As far as I know, this is the first fuel fire from an accident in F1 since Gerhard Berger went off at Tamburello in Imola in 1989. (I'm not counting oil fires or small fries from blown engines, I'm talking about spilled fuel from a car crashing.) Before that I
think you have to go to Monza in 1978, Ronnie Peterson's Lotus.
They had fuel cells in Berger's day, and carbon fiber monocoques, but the fuel cells were still allowed to be carried in the sides of the car. Moving the fuel cell to the space behind the driver was a direct result of that incident, and like I said, as far as I know this is the first fuel fire in a crash since that time. (No, the Benetton pit fire doesn't count; that wasn't a crash!!
)
Everyone's talking about how this never should have happened, the car can't be allowed to break that way, the fuel cell should never have been penetrated, the barriers were just stupid, but everyone needs to calm down a minute.
As for the barriers, how are they different from what lines the
entire circuit at Monaco? As for the angle of the barriers, every race track in the Universe has angled barriers protecting service roads, roads where vehicles such as tractors and cranes will need access to the track. The barrier
has to angle out to keep the end of the other barrier from presenting an abutment to the track. Also, the barrier is nearly halfway down a long straight, where no out-of-control cars are expected. Still, tire barriers with a conveyor-belt cover seems reasonable. Thing is, tire barriers aren't best with glancing impacts, the kind you'd expect on a straightaway; they work best for the mostly head-on event like this ended up being. A car hitting a tire barrier at an angle can get buried in the tires and suffer a harder stop than simply sliding along a steel barrier. (Still not as hard a stop as this one was!)
As for the car breaking in half, there was speculation earlier in the thread about a basic design defect. Ever since 1967's Lotus 49, the rear of the car has used the engine as its structure. The engine bolts to the back of the car, and the engine carries
everything that lives back there: suspension, transmission, rear wing, all of it. This accident was not
exactly head-on into the barrier, although very close; there was a vector down the track that wrenched the back of the car along the barrier, obvious from where it ended up after the accident. That wrenching is also what turned the front of the car pointing back down the reverse direction of the track. The mass of the engine was simply too much for the fitments to bear when the tub stopped in the barrier. the engine broke off and continued a few meters. The alternative to bolting the stressed-member engine to the back of the car is to build a tub, like the driver's cell, and put the engine in there. It still has to carry a
lot more weight than a driver, and would still be subjected to massive shearing forces in an accident like this one, and that shearing force would act on the driver cell rather than being removed from it altogether.
We don't know, and may never know, how much fuel was actually spilled. They reported that "smarter minds than ours" were saying it was simply the collector, between the fuel cell and the engine, that was ruptured. Others said that was still too big a fire to come from the couple of liters of fuel that the collector apparently holds. (I personally don't know what the collector actually is, or its volume.) Whether the actual main fuel cell was ruptured is still not verified publicly. I am of a mind that agrees with those saying if they main cell had spilled the fire would have been even more monstrous than it was, perhaps almost an order of magnitude, but I still think it was too much for a couple of liters to account for.

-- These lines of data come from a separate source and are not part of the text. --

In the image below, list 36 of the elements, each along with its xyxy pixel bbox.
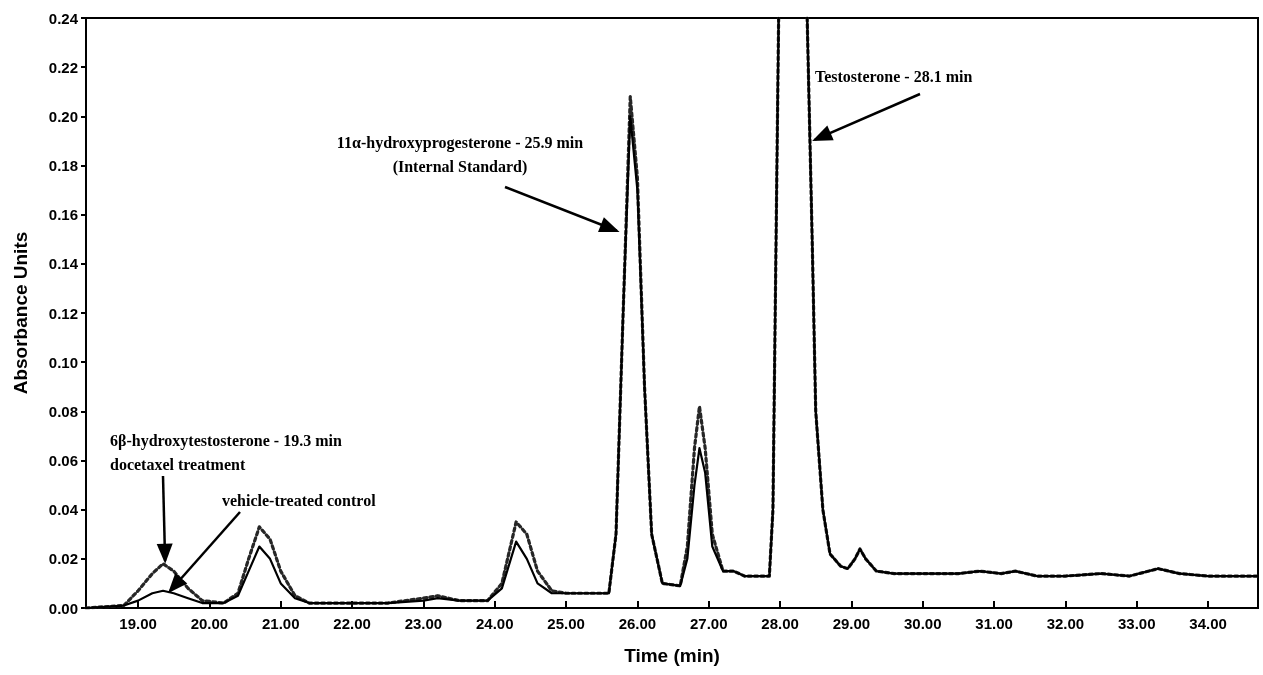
y-tick-label: 0.08 [48, 402, 78, 420]
y-tick-label: 0.18 [48, 157, 78, 174]
y-tick-label: 0.12 [48, 304, 78, 322]
x-tick-label: 28.00 [761, 615, 799, 632]
x-axis-title: Time (min) [624, 645, 720, 666]
y-tick-label: 0.24 [48, 9, 79, 27]
x-tick-label: 34.00 [1189, 615, 1227, 632]
annotation: 11α-hydroxyprogesterone - 25.9 min (Internal Standard) [336, 134, 584, 176]
x-tick-label: 26.00 [618, 615, 657, 632]
annotation: vehicle-treated control [222, 492, 377, 509]
annotation: Testosterone - 28.1 min [815, 68, 973, 85]
x-tick-label: 19.00 [119, 615, 157, 632]
x-tick-label: 32.00 [1046, 615, 1085, 632]
x-tick-label: 21.00 [261, 615, 300, 632]
x-tick-label: 20.00 [190, 615, 229, 632]
x-tick-label: 30.00 [903, 615, 942, 632]
y-tick-label: 0.02 [48, 550, 78, 568]
y-tick-label: 0.22 [48, 58, 78, 76]
x-tick-label: 27.00 [689, 615, 728, 632]
x-tick-label: 25.00 [547, 615, 585, 632]
x-tick-label: 23.00 [404, 615, 443, 632]
y-tick-label: 0.06 [48, 452, 78, 469]
y-axis-title: Absorbance Units [10, 231, 31, 395]
x-tick-label: 29.00 [832, 615, 871, 632]
y-tick-label: 0.04 [48, 501, 79, 519]
y-tick-label: 0.14 [48, 255, 79, 273]
y-tick-label: 0.16 [48, 206, 78, 224]
y-tick-label: 0.00 [48, 599, 78, 617]
annotation: 6β-hydroxytestosterone - 19.3 min [110, 432, 342, 450]
x-tick-label: 33.00 [1117, 615, 1156, 632]
y-tick-label: 0.10 [48, 353, 78, 371]
annotation: docetaxel treatment [110, 456, 246, 473]
x-tick-label: 24.00 [475, 615, 514, 632]
x-tick-label: 31.00 [975, 615, 1013, 632]
y-tick-label: 0.20 [48, 107, 78, 125]
x-tick-label: 22.00 [333, 615, 371, 632]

It's all speculation for us at this point. The teams and the FIA will put their best people onto looking at that car, to find where the fuel came from and how much of it there was.

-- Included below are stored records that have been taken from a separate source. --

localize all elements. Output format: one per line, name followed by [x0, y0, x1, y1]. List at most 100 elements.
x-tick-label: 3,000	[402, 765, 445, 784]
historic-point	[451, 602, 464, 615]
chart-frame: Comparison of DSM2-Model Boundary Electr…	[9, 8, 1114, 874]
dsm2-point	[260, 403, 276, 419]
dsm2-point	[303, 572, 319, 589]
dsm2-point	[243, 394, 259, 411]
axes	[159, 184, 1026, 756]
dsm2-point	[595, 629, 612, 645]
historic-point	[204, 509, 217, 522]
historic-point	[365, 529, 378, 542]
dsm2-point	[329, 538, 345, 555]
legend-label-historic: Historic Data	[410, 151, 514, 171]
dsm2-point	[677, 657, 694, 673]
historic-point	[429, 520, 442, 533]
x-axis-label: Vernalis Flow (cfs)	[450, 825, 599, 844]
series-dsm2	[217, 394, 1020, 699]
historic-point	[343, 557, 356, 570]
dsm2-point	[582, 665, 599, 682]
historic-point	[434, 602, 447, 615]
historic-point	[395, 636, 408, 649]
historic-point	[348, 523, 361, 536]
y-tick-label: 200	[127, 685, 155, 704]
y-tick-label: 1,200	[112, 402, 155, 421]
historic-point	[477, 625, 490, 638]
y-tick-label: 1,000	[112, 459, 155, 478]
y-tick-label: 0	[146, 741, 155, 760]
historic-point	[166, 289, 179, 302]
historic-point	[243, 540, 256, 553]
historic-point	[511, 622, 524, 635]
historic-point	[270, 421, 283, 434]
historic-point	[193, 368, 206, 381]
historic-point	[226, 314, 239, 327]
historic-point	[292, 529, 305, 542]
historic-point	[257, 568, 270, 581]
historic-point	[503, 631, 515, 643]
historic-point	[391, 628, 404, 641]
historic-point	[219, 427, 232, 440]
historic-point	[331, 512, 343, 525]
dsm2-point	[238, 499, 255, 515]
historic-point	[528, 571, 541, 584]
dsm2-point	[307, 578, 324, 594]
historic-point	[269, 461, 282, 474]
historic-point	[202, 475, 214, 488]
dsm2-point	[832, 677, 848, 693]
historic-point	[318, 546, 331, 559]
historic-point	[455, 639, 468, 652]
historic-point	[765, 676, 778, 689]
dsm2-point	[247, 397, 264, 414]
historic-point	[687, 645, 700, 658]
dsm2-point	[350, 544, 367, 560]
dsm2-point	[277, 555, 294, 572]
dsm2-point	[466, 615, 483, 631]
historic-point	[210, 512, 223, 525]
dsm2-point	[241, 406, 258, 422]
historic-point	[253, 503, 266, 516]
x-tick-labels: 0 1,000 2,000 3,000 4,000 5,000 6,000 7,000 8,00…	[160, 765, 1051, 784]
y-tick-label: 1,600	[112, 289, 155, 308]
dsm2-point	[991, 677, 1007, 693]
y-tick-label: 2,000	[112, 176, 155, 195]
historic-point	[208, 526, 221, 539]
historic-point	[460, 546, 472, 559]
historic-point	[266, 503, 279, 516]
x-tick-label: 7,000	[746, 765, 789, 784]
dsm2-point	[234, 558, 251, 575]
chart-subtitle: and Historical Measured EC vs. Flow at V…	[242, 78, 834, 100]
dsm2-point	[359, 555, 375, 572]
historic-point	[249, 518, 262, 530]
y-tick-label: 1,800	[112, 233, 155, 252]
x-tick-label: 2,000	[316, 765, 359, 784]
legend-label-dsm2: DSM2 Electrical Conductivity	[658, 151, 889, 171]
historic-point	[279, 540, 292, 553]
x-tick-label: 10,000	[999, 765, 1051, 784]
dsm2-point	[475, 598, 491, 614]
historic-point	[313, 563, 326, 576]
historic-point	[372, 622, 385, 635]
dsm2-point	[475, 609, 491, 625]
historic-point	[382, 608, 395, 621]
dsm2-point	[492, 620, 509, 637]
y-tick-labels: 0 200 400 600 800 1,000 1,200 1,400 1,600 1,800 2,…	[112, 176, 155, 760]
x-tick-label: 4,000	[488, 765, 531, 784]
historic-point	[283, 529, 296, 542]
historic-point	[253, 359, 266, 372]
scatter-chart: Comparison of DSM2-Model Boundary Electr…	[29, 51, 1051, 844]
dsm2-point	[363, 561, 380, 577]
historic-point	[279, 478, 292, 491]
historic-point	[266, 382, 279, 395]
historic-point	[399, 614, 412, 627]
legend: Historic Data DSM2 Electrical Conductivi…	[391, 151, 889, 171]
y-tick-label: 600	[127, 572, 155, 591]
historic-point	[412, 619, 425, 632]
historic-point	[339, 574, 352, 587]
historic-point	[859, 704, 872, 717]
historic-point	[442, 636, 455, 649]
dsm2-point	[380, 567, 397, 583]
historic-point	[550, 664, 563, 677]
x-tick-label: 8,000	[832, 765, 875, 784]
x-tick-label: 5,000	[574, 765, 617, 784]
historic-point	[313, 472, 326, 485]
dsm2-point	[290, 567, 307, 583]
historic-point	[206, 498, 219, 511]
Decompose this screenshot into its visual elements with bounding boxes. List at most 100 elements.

So the accident was "the perfect storm" of F1 accidents. It happened along a straightaway, where accidents rarely happen. The car was nearly head-on into the barrier, which was built anticipating glancing impacts. The nose of the car speared between rows of the steel, which no other part of the car would have done. But as bad as it was, it absolutely demonstrates how far cars and crews have come in the modern Formula One organization. That driver cell was cracked but intact, all the way down to the foot box, although
nothing remained ahead of that; The halo was intact, the roll hoop was intact. The medical car was there within seconds, and Grosjean was already extricating himself, they didn't have to go in after him. (Think about getting out... release the belts, throw away the steering wheel, get rid of the headrest piece, find the space between the halo and the barrier and squeeze up through that, with fuel burning underneath and all around.) The marshal behind the barrier was headed back to the car just as quickly as he saw his own danger had passed, although he wasted a bit of his extinguisher triggering it on the way in. The response of the FIA people was absolutely amazing! Having done corner working myself at Barber Motorports Park, I just can't imagine our crew's response to such an incident!